Toc Toc Toc 15 est paru
jeudi 25 octobre
Toc Toc Toc 15 est paru, son thème est le rire. Le sommaire est en ligne.
Toc Toc Toc 15 en cours...
mercredi 10 octobre
Le numéro 15 de la revue Toc Toc Toc va paraitre, son thème Le Rire, un thème difficile mais au combien passionnant. Sortie prévue le 15 Octobre.
Textes comptemporains
Ekat
jeudi 18 janvier 2007

Je me suis rapprochée aujourd’hui de la fenêtre, le soleil est fort ; je vois sur ma feuille des nuées, vapeurs chaudes se déplacer. Il y a de la répétition générale dans l’air. Ma cour, mon étrange fosse d’orchestre...

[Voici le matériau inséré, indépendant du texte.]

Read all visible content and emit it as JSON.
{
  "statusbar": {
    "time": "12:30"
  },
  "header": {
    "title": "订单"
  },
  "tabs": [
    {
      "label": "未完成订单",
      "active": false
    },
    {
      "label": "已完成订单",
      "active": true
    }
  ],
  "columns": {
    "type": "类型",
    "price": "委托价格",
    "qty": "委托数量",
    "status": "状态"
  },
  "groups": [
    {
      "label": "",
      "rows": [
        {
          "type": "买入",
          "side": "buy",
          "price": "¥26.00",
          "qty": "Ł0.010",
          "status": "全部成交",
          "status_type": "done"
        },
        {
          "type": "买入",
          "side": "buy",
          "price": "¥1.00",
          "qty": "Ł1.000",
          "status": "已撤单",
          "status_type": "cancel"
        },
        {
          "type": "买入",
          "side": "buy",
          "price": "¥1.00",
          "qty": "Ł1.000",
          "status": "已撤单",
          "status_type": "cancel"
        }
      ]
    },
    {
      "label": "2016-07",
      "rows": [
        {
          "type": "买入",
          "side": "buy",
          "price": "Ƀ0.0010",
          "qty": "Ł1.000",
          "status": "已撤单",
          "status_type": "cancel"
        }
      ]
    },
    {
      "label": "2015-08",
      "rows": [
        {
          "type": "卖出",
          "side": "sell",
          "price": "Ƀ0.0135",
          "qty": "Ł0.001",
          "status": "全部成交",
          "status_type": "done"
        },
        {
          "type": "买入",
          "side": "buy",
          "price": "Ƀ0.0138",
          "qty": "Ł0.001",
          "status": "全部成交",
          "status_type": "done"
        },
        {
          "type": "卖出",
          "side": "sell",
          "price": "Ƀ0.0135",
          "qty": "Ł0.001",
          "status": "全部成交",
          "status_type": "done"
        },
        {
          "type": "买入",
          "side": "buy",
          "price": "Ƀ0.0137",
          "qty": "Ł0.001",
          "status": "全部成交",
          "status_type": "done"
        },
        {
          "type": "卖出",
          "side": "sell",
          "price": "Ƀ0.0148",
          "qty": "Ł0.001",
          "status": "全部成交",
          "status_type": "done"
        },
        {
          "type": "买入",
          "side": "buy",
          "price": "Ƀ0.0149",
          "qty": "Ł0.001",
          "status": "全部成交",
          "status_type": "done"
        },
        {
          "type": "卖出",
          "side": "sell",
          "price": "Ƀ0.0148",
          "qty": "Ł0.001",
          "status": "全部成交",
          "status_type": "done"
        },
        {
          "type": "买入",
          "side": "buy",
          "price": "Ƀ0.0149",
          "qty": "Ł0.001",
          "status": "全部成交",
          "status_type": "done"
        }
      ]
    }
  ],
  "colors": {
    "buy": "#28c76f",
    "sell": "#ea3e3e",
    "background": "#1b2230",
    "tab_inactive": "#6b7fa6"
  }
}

J’entends rassurant le doux bruit de la climatisation qui ronronne et tourbillonne. C’est vrai qu’il était grippé ces derniers jours ou plutôt en colère : il s’essayait à de nouvelles vocalises , très osées, surtout la nuit. On l’a calmé comme on calme l’esprit créatif et rebelle.

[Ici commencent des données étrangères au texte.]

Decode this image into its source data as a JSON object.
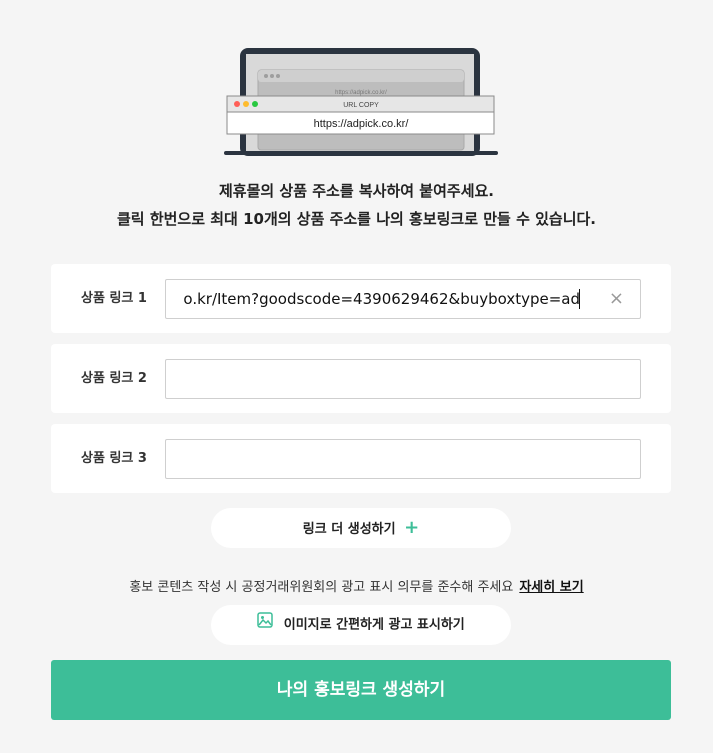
{
  "illustration": {
    "back_url": "https://adpick.co.kr/",
    "window_title": "URL COPY",
    "url": "https://adpick.co.kr/"
  },
  "intro": {
    "line1": "제휴몰의 상품 주소를 복사하여 붙여주세요.",
    "line2": "클릭 한번으로 최대 10개의 상품 주소를 나의 홍보링크로 만들 수 있습니다."
  },
  "links": [
    {
      "label": "상품 링크 1",
      "value": "o.kr/Item?goodscode=4390629462&buyboxtype=ad",
      "clear_icon": "×"
    },
    {
      "label": "상품 링크 2",
      "value": ""
    },
    {
      "label": "상품 링크 3",
      "value": ""
    }
  ],
  "more_button": {
    "label": "링크 더 생성하기",
    "icon": "+"
  },
  "notice": {
    "text": "홍보 콘텐츠 작성 시 공정거래위원회의 광고 표시 의무를 준수해 주세요",
    "link": "자세히 보기"
  },
  "image_ad_button": {
    "label": "이미지로 간편하게 광고 표시하기"
  },
  "submit_button": {
    "label": "나의 홍보링크 생성하기"
  },
  "colors": {
    "accent": "#3dbe98",
    "background": "#f5f5f5"
  }
}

Une houlette invisible a eu raison de son escapade sonore.

Tant pis pour mon concerto.

Hier, au troisième, trois japonais en sous vêtements blancs jouaient avec des pions. A quel jeu ? Un des nombreux tableaux furtifs dispensés par le mur des voyageurs...

Les deux pigeons qui vivent au cinquième coincés entre le gros tuyau et le caisson métallique de la climatisation sont aujourd’hui en plein bécotage sur la fenêtre aveugle de la cage d’escalier latérale. (Oui, je sais, cela s’appelle de l’espionnage !) Un brin de sérénade. Et hop derrière le gros tuyau, choses plus sérieuses, bruissement d’ailes énergiques !

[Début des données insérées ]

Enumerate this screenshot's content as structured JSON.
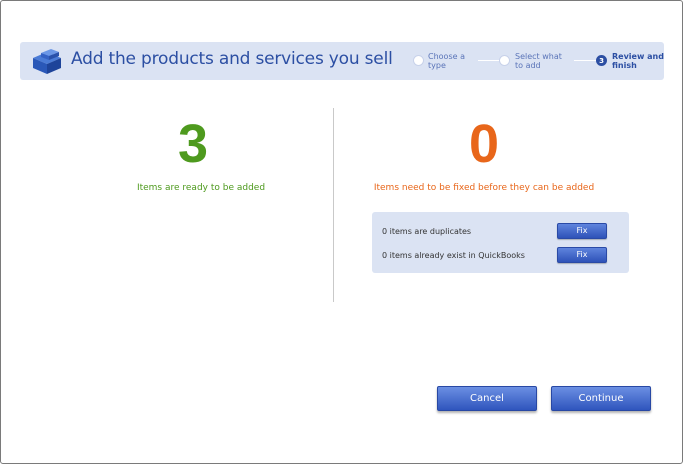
{
  "header": {
    "title": "Add the products and services you sell",
    "icon": "product-boxes-icon",
    "steps": [
      {
        "number": "",
        "label_line1": "Choose a",
        "label_line2": "type",
        "active": false
      },
      {
        "number": "",
        "label_line1": "Select what",
        "label_line2": "to add",
        "active": false
      },
      {
        "number": "3",
        "label_line1": "Review and",
        "label_line2": "finish",
        "active": true
      }
    ]
  },
  "ready": {
    "count": "3",
    "caption": "Items are ready to be added"
  },
  "fix": {
    "count": "0",
    "caption": "Items need to be fixed before they can be added",
    "rows": [
      {
        "text": "0 items are duplicates",
        "button_label": "Fix"
      },
      {
        "text": "0 items already exist in QuickBooks",
        "button_label": "Fix"
      }
    ]
  },
  "footer": {
    "cancel_label": "Cancel",
    "continue_label": "Continue"
  },
  "colors": {
    "accent_blue": "#2c4fa3",
    "ready_green": "#4e9a1e",
    "fix_orange": "#e8661a",
    "banner_bg": "#dbe3f3"
  }
}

impossible de dire si les bruits qu’elle me renvoie s’échappent de ses mille et un pores ou si venus du dehors elle les digère . les feutre , les brasse pour une symphonie composite qu’elle seule, par ses propres limites pouvait créer.

La Verticale des employés constitue la trame vivante et régulière ponctuée par les pauses riches de fous rire et de bavardages.

L’un des stores gris des chambres s’ouvre et se ferme, des mains s’agitent sur la surface qui fait des vagues et grésille, une harpiste aux mains d’africaine fait le ménage dans les interstices...

Jamais je n’ai entendu concert si délicat. c’est a présent des coups battants puis une grille faite de mille clochettes qui tintinnabulent.

Puis cliquetis du contrepoids , chuchotements et rires étouffés de la Verticale

Abrasif et scie exaspérante dans la rue.

Une ruche à mon échelle....

Une cour aveugle, muette, pleine de voyeurs potentiels pourtant bourdonnante, bruissante, habitée par un cyclone dense qui lui appartient.

Frôlement de rideaux, climatisation de l’hôtel, batterie de cuisine, batterie de rock ou d’opéra se cogne sur les murs crème et s’ envole vrillant rejoindre la rue prolixe. Exercer sa délicatesse, choisir ses parfums, ses mots, ses images

Une voix de soprano chante Mozart et fait écho à ma voix qui ne dit rien une double interprète. Chante Mozart, chante mon silence Cette cour encore, cour de personne, de voyageurs, posée là comme un grand paquebot avec ses tuyaux, ses ronflements ses ronronnements, une immense machinerie

Une cour ouverte sur......

Son ciel bleu atlantique.

Sa verticale d’employées polonaises.

Je m’y sens bien ; je voyage le nez à ma fenêtre.

C’est une cour nuptiale avec des fenêtres de pauvres que l’on n’ouvre pas, un patio du néant.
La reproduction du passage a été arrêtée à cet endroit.